Mona sintió que seguía precipitándose a través de la marisma, mientras el dolor se hacía cada vez más intenso. No resultaba extraño que las mujeres odiaran pasar por ese trance. No se trataba de ninguna broma. Era horrible. «¡Dios mío, ayúdame!»

—¡Jesús, María y José! —exclamó la abuela—. ¡Es un bebé que camina!

—Ayúdame, abuela, cógele la mano —dijo Mary Jane—. ¿Sabes lo que es eso, abuela?

—Un bebé que camina, hija. He oído hablar de ellos toda mi vida, pero jamás había visto uno. Cuando Ida Bell Mayfair parió un bebé que caminaba, en el pantano, siendo yo niña, la gente decía que el niño era más alto que su madre y que al nacer ya caminaba. Grandpère Tobias bajó y lo despedazó con un hacha mientras la madre yacía postrada en el hospital, chillando como una loca. ¿No has oído hablar nunca de los bebés que caminan, niña? En Santo Domingo los quemaban vivos.

—¡A este bebé no! —gritó Mona.

Seguía sumida en la oscuridad, tratando de abrir los ojos. ¡Dios, qué dolor tan atroz! De pronto una mano pequeña y resbaladiza cogió la suya: «No te mueras, mamá».

—Dios te salve María, llena eres de Gracia —dijo la abuela, y Mary Jane se unió a la oración—. Bendita Tú eres entre todas las mujeres, y bendito sea el…

—¡Mírame, mamá! —susurró la criatura al oído de Mona—. ¡Mírame! Te necesito, necesito que me ayudes a desarrollarme y a hacerme grande, grande, grande.

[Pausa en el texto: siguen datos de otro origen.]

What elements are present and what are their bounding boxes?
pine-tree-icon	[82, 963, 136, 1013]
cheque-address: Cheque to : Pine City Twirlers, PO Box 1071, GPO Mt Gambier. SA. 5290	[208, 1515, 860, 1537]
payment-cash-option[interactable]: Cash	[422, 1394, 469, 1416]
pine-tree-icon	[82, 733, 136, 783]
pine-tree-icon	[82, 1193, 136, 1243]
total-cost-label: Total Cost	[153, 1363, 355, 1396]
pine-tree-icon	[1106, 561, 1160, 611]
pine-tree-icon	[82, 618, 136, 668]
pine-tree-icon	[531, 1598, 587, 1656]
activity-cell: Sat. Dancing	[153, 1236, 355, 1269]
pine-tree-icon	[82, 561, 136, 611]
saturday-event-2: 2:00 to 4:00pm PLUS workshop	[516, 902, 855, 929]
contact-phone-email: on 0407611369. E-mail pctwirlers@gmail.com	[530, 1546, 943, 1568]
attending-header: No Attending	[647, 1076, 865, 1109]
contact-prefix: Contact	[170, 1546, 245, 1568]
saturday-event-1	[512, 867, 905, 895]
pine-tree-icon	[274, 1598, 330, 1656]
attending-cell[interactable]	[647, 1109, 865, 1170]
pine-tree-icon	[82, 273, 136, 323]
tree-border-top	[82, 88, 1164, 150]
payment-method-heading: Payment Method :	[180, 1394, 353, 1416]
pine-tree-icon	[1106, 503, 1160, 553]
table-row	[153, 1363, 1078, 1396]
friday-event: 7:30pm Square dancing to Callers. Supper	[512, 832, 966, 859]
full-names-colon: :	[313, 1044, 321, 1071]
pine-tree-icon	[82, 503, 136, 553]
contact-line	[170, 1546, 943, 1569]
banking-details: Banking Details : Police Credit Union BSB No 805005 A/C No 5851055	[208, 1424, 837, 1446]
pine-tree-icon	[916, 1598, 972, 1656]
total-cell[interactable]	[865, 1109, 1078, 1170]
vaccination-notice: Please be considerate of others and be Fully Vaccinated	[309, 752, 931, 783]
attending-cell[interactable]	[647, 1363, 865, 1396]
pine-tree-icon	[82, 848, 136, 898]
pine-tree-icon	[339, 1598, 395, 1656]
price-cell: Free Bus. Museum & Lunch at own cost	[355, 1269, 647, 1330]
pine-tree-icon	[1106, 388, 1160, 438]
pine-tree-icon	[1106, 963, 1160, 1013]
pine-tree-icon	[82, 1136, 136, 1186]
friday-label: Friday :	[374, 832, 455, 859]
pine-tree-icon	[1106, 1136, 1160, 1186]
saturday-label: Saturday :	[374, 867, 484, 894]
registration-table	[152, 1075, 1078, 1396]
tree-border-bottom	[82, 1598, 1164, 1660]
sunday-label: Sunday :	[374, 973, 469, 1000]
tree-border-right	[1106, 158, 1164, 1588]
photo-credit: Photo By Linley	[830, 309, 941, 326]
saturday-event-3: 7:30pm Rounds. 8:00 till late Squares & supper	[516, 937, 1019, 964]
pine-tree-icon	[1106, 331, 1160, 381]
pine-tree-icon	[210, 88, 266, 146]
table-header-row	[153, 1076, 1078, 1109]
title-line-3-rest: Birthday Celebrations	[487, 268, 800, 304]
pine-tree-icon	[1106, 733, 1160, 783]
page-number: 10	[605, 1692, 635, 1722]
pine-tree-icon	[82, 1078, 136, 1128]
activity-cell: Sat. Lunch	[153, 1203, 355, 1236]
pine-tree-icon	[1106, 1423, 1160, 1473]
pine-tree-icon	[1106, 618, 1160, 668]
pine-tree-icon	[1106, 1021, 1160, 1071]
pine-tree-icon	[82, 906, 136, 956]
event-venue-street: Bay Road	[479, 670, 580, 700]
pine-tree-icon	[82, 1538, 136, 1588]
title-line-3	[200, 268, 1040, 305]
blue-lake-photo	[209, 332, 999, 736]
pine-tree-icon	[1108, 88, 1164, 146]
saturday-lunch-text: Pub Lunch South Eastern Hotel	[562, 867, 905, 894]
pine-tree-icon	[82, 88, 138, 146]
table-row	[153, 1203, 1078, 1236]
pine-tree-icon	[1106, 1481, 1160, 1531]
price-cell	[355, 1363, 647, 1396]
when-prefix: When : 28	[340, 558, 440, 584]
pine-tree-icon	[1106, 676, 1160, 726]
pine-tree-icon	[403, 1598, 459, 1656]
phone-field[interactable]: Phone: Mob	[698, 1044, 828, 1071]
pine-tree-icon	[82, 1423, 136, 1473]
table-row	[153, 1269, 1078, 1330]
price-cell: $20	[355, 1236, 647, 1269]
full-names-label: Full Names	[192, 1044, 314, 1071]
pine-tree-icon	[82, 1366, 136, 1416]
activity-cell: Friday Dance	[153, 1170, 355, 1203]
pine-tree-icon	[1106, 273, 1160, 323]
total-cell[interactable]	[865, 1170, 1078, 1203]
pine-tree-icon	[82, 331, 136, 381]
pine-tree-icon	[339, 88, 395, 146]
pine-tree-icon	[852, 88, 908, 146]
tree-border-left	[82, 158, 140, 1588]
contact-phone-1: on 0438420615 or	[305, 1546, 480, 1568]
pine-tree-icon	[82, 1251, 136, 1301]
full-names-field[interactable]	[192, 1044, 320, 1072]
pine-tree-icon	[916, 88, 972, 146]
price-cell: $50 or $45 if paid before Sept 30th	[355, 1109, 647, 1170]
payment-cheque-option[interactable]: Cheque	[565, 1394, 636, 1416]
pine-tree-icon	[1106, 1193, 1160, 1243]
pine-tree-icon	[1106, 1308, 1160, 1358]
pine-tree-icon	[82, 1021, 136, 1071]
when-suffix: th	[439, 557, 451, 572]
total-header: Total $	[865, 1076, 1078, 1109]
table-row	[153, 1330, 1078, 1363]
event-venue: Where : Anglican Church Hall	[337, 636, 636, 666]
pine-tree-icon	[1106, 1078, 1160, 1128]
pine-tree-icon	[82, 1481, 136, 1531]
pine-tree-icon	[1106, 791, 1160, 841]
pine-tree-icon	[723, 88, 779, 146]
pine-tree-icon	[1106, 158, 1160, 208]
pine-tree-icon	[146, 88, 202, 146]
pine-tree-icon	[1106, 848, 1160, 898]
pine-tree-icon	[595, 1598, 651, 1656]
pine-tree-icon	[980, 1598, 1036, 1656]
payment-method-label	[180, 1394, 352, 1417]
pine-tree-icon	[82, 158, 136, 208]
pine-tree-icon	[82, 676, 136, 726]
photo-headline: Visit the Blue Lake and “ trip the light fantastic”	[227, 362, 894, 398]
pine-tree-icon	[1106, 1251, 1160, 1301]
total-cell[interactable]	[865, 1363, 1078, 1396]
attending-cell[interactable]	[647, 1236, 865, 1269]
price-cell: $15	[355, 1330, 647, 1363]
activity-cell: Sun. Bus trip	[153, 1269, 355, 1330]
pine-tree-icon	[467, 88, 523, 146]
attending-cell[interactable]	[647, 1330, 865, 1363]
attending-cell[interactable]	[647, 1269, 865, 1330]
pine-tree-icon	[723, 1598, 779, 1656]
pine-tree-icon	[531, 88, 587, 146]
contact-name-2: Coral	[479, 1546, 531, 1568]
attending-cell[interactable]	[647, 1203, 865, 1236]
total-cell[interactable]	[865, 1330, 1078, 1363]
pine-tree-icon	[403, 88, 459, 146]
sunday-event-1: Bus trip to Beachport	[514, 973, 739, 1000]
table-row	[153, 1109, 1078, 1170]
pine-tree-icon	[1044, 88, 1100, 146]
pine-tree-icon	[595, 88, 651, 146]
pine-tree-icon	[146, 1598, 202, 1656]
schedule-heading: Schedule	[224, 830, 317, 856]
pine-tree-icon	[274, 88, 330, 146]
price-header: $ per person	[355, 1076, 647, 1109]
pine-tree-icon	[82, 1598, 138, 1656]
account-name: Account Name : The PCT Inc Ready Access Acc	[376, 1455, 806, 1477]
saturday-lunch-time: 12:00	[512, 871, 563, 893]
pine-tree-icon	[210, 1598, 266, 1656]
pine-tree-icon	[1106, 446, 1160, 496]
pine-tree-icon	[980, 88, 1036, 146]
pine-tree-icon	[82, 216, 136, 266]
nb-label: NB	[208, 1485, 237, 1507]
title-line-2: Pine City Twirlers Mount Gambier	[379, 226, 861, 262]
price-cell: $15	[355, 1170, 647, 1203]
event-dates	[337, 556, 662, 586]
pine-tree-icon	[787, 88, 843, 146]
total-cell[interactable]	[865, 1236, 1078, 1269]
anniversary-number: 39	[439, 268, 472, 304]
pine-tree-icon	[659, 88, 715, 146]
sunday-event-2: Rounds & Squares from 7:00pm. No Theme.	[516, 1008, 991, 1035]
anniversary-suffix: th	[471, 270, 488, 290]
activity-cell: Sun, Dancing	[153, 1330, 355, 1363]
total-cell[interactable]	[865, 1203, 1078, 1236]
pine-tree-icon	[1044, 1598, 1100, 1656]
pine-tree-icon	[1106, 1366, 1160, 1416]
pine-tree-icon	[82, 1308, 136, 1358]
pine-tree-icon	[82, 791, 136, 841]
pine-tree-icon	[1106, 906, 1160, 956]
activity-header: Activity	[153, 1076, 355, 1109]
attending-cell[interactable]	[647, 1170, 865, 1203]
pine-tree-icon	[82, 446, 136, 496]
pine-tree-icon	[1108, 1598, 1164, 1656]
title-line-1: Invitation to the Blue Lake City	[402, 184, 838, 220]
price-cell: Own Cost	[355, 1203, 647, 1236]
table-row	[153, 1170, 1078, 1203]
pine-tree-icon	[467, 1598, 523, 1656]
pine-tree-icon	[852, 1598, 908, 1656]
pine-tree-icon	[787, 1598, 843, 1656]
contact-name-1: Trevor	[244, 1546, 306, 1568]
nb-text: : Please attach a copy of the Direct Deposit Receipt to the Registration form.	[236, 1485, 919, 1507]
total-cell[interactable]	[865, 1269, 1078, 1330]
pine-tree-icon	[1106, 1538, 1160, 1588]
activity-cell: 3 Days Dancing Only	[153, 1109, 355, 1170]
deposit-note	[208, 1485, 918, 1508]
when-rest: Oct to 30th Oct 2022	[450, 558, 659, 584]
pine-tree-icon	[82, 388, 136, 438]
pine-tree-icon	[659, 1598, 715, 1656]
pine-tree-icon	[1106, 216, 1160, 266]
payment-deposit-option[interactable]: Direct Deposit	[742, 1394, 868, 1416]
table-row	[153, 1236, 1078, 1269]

—¡Grande y fuerte! —gritaron las mujeres, pero sus voces sonaban muy lejanas—. ¡Grande y fuerte! Dios te salve María, llena eres de Gracia, ayúdala a hacerse grande y fuerte.

Mona se echó a reír. «Eso es, Madre de Dios, ayuda a mi bebé que camina».

Pero seguía rodando a través de los árboles del pantano, cuando de pronto alguien le cogió ambas manos, Mona alzó la mirada y a través de la rutilante luz verde observó su propio rostro inclinado sobre ella. Su propio rostro, pálido, pecoso, con sus mismos ojos verdes y su cabello rojo. ¿Acaso era ella misma, quien había acudido a salvarla? ¡Era su misma sonrisa!

—No, mamá, soy yo —dijo la voz, aferrando con sus manos las de Mona—. Mírame. Soy Morrigan.

Mona abrió los ojos lentamente. Sentía una gran opresión en el pecho que le impedía respirar, pero trató de levantar la cabeza, de acariciar aquella espléndida cabellera roja, de incorporarse lo suficiente para… para cogerle la cara entre las manos y… besarla.